Have a selling party! Silpada, Pampered Chef, Tupperware…most of these companies will give you upwards of 40% of proceeds if you have a party to sell their wares.
Friends with your local bartender? Ask him/her to put a sign up one night that says that all tips get donated to your cause, or ask if you can guest bartend and donate your own tips.
Ask your boss if you can host a “Dress Down Friday.” Employees pay ($5-$10) to dress down on an assigned day.
Have a fundraising breakfast or lunch at home or at work. Charge $10-15 per person. Ask a local restaurant or grocery store to donate food–you’d be surprised how easy this is!

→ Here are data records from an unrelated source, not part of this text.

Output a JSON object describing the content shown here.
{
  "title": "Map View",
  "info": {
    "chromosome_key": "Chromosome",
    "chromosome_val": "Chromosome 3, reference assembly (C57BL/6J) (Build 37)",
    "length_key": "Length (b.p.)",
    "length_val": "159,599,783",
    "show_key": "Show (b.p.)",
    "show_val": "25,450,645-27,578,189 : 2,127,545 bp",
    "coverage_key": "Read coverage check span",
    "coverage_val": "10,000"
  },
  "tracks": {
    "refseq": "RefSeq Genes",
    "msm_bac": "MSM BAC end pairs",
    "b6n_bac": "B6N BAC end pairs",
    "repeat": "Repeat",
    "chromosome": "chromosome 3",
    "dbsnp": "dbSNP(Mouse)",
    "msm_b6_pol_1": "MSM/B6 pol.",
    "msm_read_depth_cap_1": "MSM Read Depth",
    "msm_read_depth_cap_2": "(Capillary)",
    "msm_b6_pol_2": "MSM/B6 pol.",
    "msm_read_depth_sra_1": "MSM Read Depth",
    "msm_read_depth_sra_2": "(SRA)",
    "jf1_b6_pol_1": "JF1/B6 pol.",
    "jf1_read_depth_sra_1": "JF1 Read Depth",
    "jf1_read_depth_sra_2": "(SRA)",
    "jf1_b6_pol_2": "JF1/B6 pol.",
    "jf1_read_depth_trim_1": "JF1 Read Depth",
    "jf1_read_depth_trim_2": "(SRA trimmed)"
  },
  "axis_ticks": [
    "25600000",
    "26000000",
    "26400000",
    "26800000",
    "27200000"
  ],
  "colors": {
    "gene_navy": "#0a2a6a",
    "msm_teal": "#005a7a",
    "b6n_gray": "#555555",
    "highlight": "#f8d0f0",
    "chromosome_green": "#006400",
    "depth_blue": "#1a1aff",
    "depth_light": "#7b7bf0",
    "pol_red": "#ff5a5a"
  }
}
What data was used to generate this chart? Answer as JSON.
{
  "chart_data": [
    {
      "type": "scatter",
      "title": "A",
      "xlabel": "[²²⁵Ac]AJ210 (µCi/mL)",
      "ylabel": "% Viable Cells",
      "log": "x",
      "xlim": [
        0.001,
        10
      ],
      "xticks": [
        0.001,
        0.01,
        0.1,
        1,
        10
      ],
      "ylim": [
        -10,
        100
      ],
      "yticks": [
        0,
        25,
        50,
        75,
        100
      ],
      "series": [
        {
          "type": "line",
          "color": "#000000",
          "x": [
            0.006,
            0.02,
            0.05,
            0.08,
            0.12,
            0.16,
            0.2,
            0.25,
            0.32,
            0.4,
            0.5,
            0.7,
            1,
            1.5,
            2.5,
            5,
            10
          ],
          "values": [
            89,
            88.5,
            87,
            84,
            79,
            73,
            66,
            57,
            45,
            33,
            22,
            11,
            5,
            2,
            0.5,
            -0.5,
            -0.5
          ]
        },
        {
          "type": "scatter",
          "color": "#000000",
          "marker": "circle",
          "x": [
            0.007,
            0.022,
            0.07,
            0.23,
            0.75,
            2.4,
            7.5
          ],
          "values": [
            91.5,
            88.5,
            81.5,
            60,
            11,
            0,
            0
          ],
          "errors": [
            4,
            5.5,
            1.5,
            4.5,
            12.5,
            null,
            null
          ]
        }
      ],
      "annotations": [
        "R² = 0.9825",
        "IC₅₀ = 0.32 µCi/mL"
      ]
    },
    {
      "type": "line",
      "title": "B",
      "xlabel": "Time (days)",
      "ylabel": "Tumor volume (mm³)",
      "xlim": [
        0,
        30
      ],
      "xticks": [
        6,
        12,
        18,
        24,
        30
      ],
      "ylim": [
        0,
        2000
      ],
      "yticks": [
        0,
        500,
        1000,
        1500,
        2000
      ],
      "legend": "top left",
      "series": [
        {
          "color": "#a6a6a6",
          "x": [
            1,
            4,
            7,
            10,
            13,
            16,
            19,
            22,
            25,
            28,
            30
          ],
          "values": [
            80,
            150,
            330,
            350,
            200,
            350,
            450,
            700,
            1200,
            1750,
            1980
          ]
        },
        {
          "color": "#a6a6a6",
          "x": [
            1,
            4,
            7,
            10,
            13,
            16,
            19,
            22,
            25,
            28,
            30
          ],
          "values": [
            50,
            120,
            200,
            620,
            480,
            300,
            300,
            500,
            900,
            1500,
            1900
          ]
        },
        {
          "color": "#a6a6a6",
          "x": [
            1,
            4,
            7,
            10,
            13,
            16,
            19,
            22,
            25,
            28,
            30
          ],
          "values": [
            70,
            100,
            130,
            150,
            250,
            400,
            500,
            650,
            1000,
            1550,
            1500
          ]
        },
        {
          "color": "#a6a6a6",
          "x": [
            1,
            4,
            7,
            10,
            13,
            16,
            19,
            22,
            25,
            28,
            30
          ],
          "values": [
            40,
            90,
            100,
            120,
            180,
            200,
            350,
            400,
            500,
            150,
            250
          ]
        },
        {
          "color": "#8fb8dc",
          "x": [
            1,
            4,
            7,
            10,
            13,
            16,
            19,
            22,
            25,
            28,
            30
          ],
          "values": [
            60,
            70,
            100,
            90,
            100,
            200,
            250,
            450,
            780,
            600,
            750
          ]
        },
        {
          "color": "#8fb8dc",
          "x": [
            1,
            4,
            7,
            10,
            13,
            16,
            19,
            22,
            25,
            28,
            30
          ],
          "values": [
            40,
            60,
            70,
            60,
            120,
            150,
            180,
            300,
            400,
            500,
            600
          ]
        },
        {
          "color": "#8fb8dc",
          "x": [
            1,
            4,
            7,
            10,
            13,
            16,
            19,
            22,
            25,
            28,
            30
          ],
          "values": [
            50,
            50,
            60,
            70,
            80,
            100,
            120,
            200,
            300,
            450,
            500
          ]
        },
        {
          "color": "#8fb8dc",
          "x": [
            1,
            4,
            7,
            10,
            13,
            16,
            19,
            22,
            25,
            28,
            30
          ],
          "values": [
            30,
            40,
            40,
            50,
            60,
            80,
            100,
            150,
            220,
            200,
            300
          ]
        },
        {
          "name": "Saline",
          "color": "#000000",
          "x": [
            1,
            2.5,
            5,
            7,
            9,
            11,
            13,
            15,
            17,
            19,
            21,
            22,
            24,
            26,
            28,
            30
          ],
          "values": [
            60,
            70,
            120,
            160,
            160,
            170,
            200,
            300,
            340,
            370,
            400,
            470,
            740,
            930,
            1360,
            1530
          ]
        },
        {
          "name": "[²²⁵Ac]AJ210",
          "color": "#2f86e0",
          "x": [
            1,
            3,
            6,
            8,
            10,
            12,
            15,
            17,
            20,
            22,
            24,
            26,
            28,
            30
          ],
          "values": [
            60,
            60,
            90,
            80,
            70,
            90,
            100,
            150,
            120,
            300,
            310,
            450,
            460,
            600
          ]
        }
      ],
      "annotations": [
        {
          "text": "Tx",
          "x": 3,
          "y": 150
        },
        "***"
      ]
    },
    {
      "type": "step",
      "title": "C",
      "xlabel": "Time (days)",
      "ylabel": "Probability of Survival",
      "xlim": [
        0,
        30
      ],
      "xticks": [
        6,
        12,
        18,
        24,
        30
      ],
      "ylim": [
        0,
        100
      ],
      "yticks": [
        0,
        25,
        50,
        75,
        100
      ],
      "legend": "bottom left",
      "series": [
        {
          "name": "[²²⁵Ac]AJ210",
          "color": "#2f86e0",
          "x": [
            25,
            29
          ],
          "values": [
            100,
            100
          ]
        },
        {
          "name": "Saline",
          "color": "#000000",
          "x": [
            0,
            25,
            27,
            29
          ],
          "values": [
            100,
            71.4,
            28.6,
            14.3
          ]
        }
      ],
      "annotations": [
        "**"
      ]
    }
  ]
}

Send an e-mail or pick up the phone! The number one reason people don’t donate is because they were never asked! Wil told me: “There isn’t a single person who isn’t affected in some way by cancer, and asking is the only way to know if they’re willing to donate. You’ll be pleasantly surprised at how much people will donate if you just ask!” And he’s right!
So, says Ginkgo….give charity running a go! Whether you’re a beginning runner or an experienced one, I think you’ll find that running for a cause is both a way to get extra perks for your race and make your miles more meaningful in the process!
Salty readers, have you ever run for charity? If not, why not? If so, what did you most enjoy about it?